Harris continued to question the absence of documents and Kavanaugh’s adherence to “deeply conservative partisan agendas.” She declared that she was concerned whether he would “treat every American equally or instead show allegiance to the political party and conservative agenda” and that his “loyalty would be to the president who appointed” him and not to the U.S. Constitution.
 
The Nominee’s Own Words
For the Republicans, the parliamentary and numeric advantage is dependent on their ability to hold the Senate’s GOP caucus against any pressure on some of their members to defect. So far, they have reason to be confident. The Republican members of the committee spoke as would be expected in support of Judge Kavanaugh, but they are adopting a mostly low key defensive posture. 
When at last Kavanaugh’s moment came on day one, he was introduced by former Secretary of State Condoleezza Rice who praised his record and his mind. "His intellect,” she said, “is unquestioned. His judgement is highly regarded. And I can personally attest to his character and integrity as a colleague.”
His opening statement was not filled with soaring imagery but, as throughout the nomination process, he ticked off all of the right boxes. He complimented his mentor and friend, Justice Kennedy, for whom he clerked. He described Kennedy as “a model of civility and collegiality.  He fiercely defended the independence of the Judiciary.  And he was a champion of liberty.”
Kavanaugh then said, “A good judge must be an umpire—a neutral and impartial arbiter who favors no litigant or policy…I don’t decide cases based on personal or policy preferences.  I am not a pro-plaintiff or pro-defendant judge.  I am not a pro-prosecution or pro-defense judge.  I am a pro-law judge.” He also noted, “If confirmed to the Court, I would be part of a Team of Nine, committed to deciding cases according to the Constitution and laws of the United States.  I would always strive to be a team player on the Team of Nine.”
As with the future Justice Neil Gorsuch, Kavanaugh now must face absolutely withering attacks on his character, record, temperament, allegiances, faith and principles. The interrogation will be conducted by Democrat members determined to portray him as a radical threat to the country. As with all nominations, everything will depend on how Kavanaugh responds to the frontal assaults as well as the inevitable surprises and “gotcha” moments.  With his long record of government and judicial service, he will face tough questions.  

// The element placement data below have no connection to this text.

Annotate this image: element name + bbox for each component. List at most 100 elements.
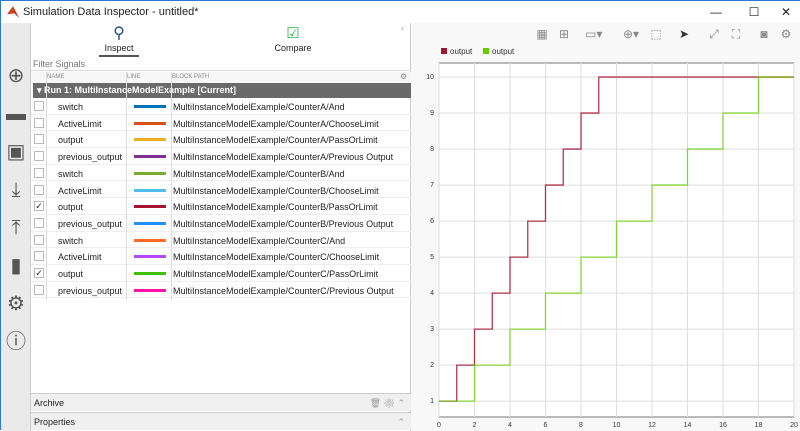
column-line[interactable]: LINE (127, 74, 140, 80)
line-swatch[interactable] (134, 155, 166, 159)
signal-name: ActiveLimit (58, 118, 102, 129)
signal-checkbox[interactable] (34, 151, 44, 162)
chart[interactable]: 0 2 4 6 8 10 12 14 16 18 2012345678910output output (411, 23, 800, 431)
line-swatch[interactable] (134, 272, 166, 275)
signal-checkbox[interactable] (34, 184, 44, 195)
tab-label: Inspect (104, 43, 134, 53)
signal-name: previous_output (58, 152, 123, 163)
signal-name: ActiveLimit (58, 185, 102, 196)
signal-checkbox[interactable] (34, 101, 44, 111)
save-icon[interactable]: ▣ (5, 141, 27, 163)
signal-checkbox[interactable]: ✓ (34, 201, 44, 212)
signal-row[interactable]: switch MultiInstanceModelExample/Counter… (31, 98, 411, 115)
archive-section[interactable]: Archive 🗑 ⚙ ⌃ (31, 393, 411, 411)
x-tick-label: 16 (719, 422, 727, 429)
signal-row[interactable]: previous_output MultiInstanceModelExampl… (31, 148, 411, 165)
signal-row[interactable]: switch MultiInstanceModelExample/Counter… (31, 165, 411, 182)
collapse-icon[interactable]: ‹ (401, 23, 404, 33)
left-toolbar: ⊕ ▬ ▣ ⤓ ⤒ ▮ ⚙ ⓘ (1, 23, 31, 431)
legend-swatch (441, 48, 447, 54)
signal-row[interactable]: ActiveLimit MultiInstanceModelExample/Co… (31, 248, 411, 265)
line-swatch[interactable] (134, 188, 166, 192)
y-tick-label: 8 (430, 146, 434, 153)
signal-checkbox[interactable] (34, 167, 44, 178)
properties-section[interactable]: Properties ⌃ (31, 412, 411, 430)
line-swatch[interactable] (134, 238, 166, 242)
tab-label: Compare (274, 43, 312, 53)
upload-icon[interactable]: ⤒ (5, 217, 27, 239)
block-path: MultiInstanceModelExample/CounterA/Previ… (173, 152, 394, 163)
signal-name: switch (58, 235, 84, 246)
signal-row[interactable]: previous_output MultiInstanceModelExampl… (31, 215, 411, 232)
line-swatch[interactable] (134, 205, 166, 209)
block-path: MultiInstanceModelExample/CounterC/Choos… (173, 252, 380, 263)
signal-checkbox[interactable]: ✓ (34, 268, 44, 278)
archive-controls-icon[interactable]: 🗑 ⚙ ⌃ (370, 394, 405, 412)
signal-row[interactable]: output MultiInstanceModelExample/Counter… (31, 131, 411, 149)
signal-row[interactable]: ✓ output MultiInstanceModelExample/Count… (31, 198, 411, 215)
line-swatch[interactable] (134, 138, 166, 142)
run-label: Run 1: MultiInstanceModelExample [Curren… (44, 85, 237, 95)
line-swatch[interactable] (134, 171, 166, 175)
y-tick-label: 10 (426, 74, 434, 81)
column-name[interactable]: NAME (47, 74, 64, 80)
line-swatch[interactable] (134, 105, 166, 108)
x-tick-label: 4 (508, 422, 512, 429)
x-tick-label: 20 (790, 422, 798, 429)
x-tick-label: 18 (755, 422, 763, 429)
maximize-button[interactable]: ☐ (739, 3, 769, 21)
signal-name: previous_output (58, 218, 123, 229)
close-button[interactable]: ✕ (771, 3, 800, 21)
signal-row[interactable]: ActiveLimit MultiInstanceModelExample/Co… (31, 115, 411, 132)
signal-checkbox[interactable] (34, 117, 44, 128)
help-icon[interactable]: ⓘ (5, 331, 27, 353)
line-swatch[interactable] (134, 221, 166, 225)
chevron-up-icon[interactable]: ⌃ (397, 413, 405, 431)
line-swatch[interactable] (134, 255, 166, 259)
x-tick-label: 0 (437, 422, 441, 429)
tab-inspect[interactable]: ⚲ Inspect (99, 23, 139, 57)
signal-name: output (58, 202, 84, 213)
block-path: MultiInstanceModelExample/CounterC/Previ… (173, 285, 394, 296)
block-path: MultiInstanceModelExample/CounterB/Choos… (173, 185, 379, 196)
folder-icon[interactable]: ▬ (5, 103, 27, 125)
signal-checkbox[interactable] (34, 284, 44, 295)
signal-row[interactable]: previous_output MultiInstanceModelExampl… (31, 282, 411, 299)
download-icon[interactable]: ⤓ (5, 179, 27, 201)
signal-checkbox[interactable] (34, 234, 44, 245)
block-path: MultiInstanceModelExample/CounterB/Previ… (173, 218, 394, 229)
document-icon[interactable]: ▮ (5, 255, 27, 277)
block-path: MultiInstanceModelExample/CounterC/And (173, 235, 346, 246)
signal-checkbox[interactable] (34, 134, 44, 145)
plus-circle-icon[interactable]: ⊕ (5, 65, 27, 87)
signal-row[interactable]: switch MultiInstanceModelExample/Counter… (31, 232, 411, 249)
gear-icon[interactable]: ⚙ (5, 293, 27, 315)
x-tick-label: 12 (648, 422, 656, 429)
signal-checkbox[interactable] (34, 217, 44, 228)
line-swatch[interactable] (134, 121, 166, 125)
x-tick-label: 6 (544, 422, 548, 429)
minimize-button[interactable]: — (701, 3, 731, 21)
y-tick-label: 6 (430, 218, 434, 225)
checkbox-icon: ☑ (286, 25, 300, 42)
plot-area: ▦ ⊞ ▭▾ ⊕▾ ⬚ ➤ ⤢ ⛶ ◙ ⚙ 0 2 4 6 8 10 12 14 16 18 20 1… (411, 23, 800, 431)
y-tick-label: 1 (430, 398, 434, 405)
archive-label: Archive (34, 398, 65, 408)
filter-signals-input[interactable]: Filter Signals (31, 59, 411, 71)
column-block-path[interactable]: BLOCK PATH (172, 74, 209, 80)
gear-icon[interactable]: ⚙ (400, 72, 407, 81)
block-path: MultiInstanceModelExample/CounterA/And (173, 102, 345, 112)
signal-row[interactable]: ✓ output MultiInstanceModelExample/Count… (31, 265, 411, 282)
search-icon: ⚲ (113, 25, 125, 42)
y-tick-label: 7 (430, 182, 434, 189)
signal-name: output (58, 269, 84, 279)
block-path: MultiInstanceModelExample/CounterB/PassO… (173, 202, 378, 213)
properties-label: Properties (34, 417, 76, 427)
block-path: MultiInstanceModelExample/CounterB/And (173, 168, 345, 179)
signal-row[interactable]: ActiveLimit MultiInstanceModelExample/Co… (31, 182, 411, 199)
signal-checkbox[interactable] (34, 251, 44, 262)
line-swatch[interactable] (134, 288, 166, 292)
block-path: MultiInstanceModelExample/CounterA/Choos… (173, 118, 379, 129)
tab-compare[interactable]: ☑ Compare (273, 23, 313, 57)
run-header[interactable]: ▾ Run 1: MultiInstanceModelExample [Curr… (33, 83, 411, 98)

Ultimately, Kavanaugh’s seat on the High Court is in his own hands. The GOP members seemed content with Judge Kavanaugh’s opening statement, cautiously worded as it was. The Republicans know quite well that they can only run interference for him so far. It will be a nasty week but at the end of it, the Judge will be on his way to becoming a Justice or Donald Trump will have to find himself a new nominee.